Glasswing's Mythos Preview model changed that in two ways:

  1. Volume shock: 10,000+ critical findings in one month from 50 partners means the global CVE rate just jumped by an order of magnitude — and it's accelerating as more organizations join the program.
  2. AI-discovered ≠ AI-exploitable: Not every AI-discovered vulnerability is exploitable in the real world. The false positive rate matters, but even at Cloudflare's "better than human" rate, the raw number of true positives is overwhelming without automated triage.
The strategic insight: In the pre-Glasswing world, patch triage was a weekly meeting. In the Glasswing world, it's a real-time stream. The teams that automate triage will have a 24-hour response time. The teams that don't will have a 12-week backlog.

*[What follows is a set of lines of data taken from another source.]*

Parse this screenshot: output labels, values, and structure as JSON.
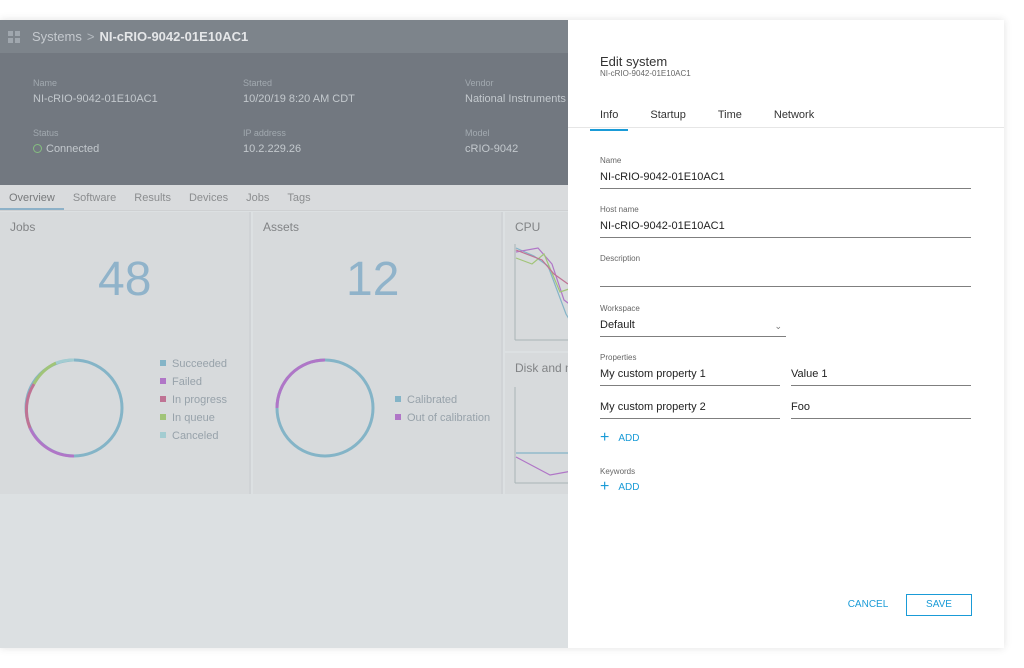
{
  "breadcrumb": {
    "root": "Systems",
    "separator": ">",
    "current": "NI-cRIO-9042-01E10AC1"
  },
  "system_info": {
    "name_label": "Name",
    "name": "NI-cRIO-9042-01E10AC1",
    "started_label": "Started",
    "started": "10/20/19 8:20 AM CDT",
    "vendor_label": "Vendor",
    "vendor": "National Instruments",
    "status_label": "Status",
    "status": "Connected",
    "ip_label": "IP address",
    "ip": "10.2.229.26",
    "model_label": "Model",
    "model": "cRIO-9042"
  },
  "page_tabs": [
    "Overview",
    "Software",
    "Results",
    "Devices",
    "Jobs",
    "Tags"
  ],
  "cards": {
    "jobs": {
      "title": "Jobs",
      "count": "48",
      "legend": [
        {
          "label": "Succeeded",
          "color": "#5aa9c6"
        },
        {
          "label": "Failed",
          "color": "#a63fc6"
        },
        {
          "label": "In progress",
          "color": "#c0396f"
        },
        {
          "label": "In queue",
          "color": "#8cc43f"
        },
        {
          "label": "Canceled",
          "color": "#8fd3d8"
        }
      ]
    },
    "assets": {
      "title": "Assets",
      "count": "12",
      "legend": [
        {
          "label": "Calibrated",
          "color": "#5aa9c6"
        },
        {
          "label": "Out of calibration",
          "color": "#a63fc6"
        }
      ]
    },
    "cpu": {
      "title": "CPU"
    },
    "disk": {
      "title": "Disk and m"
    }
  },
  "dialog": {
    "title": "Edit system",
    "subtitle": "NI-cRIO-9042-01E10AC1",
    "tabs": [
      "Info",
      "Startup",
      "Time",
      "Network"
    ],
    "active_tab": "Info",
    "name_label": "Name",
    "name_value": "NI-cRIO-9042-01E10AC1",
    "host_label": "Host name",
    "host_value": "NI-cRIO-9042-01E10AC1",
    "description_label": "Description",
    "description_value": "",
    "workspace_label": "Workspace",
    "workspace_value": "Default",
    "properties_label": "Properties",
    "properties": [
      {
        "name": "My custom property 1",
        "value": "Value 1"
      },
      {
        "name": "My custom property 2",
        "value": "Foo"
      }
    ],
    "add_label": "ADD",
    "keywords_label": "Keywords",
    "cancel_label": "CANCEL",
    "save_label": "SAVE"
  },
  "colors": {
    "accent": "#1a9bd7",
    "header_bg": "#3b434c",
    "topbar_bg": "#4f5660"
  }
}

Automating Your Patch Triage Pipeline

OpenClaw's cron system turns this from a manual scan into an autonomous security operation:

Daily triage scan (8 AM your time):

  1. Create a Cron Job in your OpenClaw dashboard
  2. Schedule: 0 8 * * *
  3. Message: "Triage the last 24 hours of vulnerability disclosures against my stack. Only 🔴 and 🟠 findings. If nothing urgent, say '✅ All clear.'"
  4. Deliver to your Telegram chat

Weekly deep dive (Saturday 10 AM):

  1. Second cron job: 0 10 * * 6
  2. Message: "Run a full weekly patch triage for the last 7 days. Include all severity levels, trend analysis, and any dependencies approaching end-of-life."

Two cron jobs. Zero ongoing effort. Every morning you wake up to a patch plan — not a firehose of alerts.

⚠️ Important caveat: This agent is a triage and prioritization tool. It helps you decide what to patch and in what order. It does not apply patches automatically — always test patches in staging before production deployment. For critical zero-days with active exploitation, follow your incident response process, not a cron job.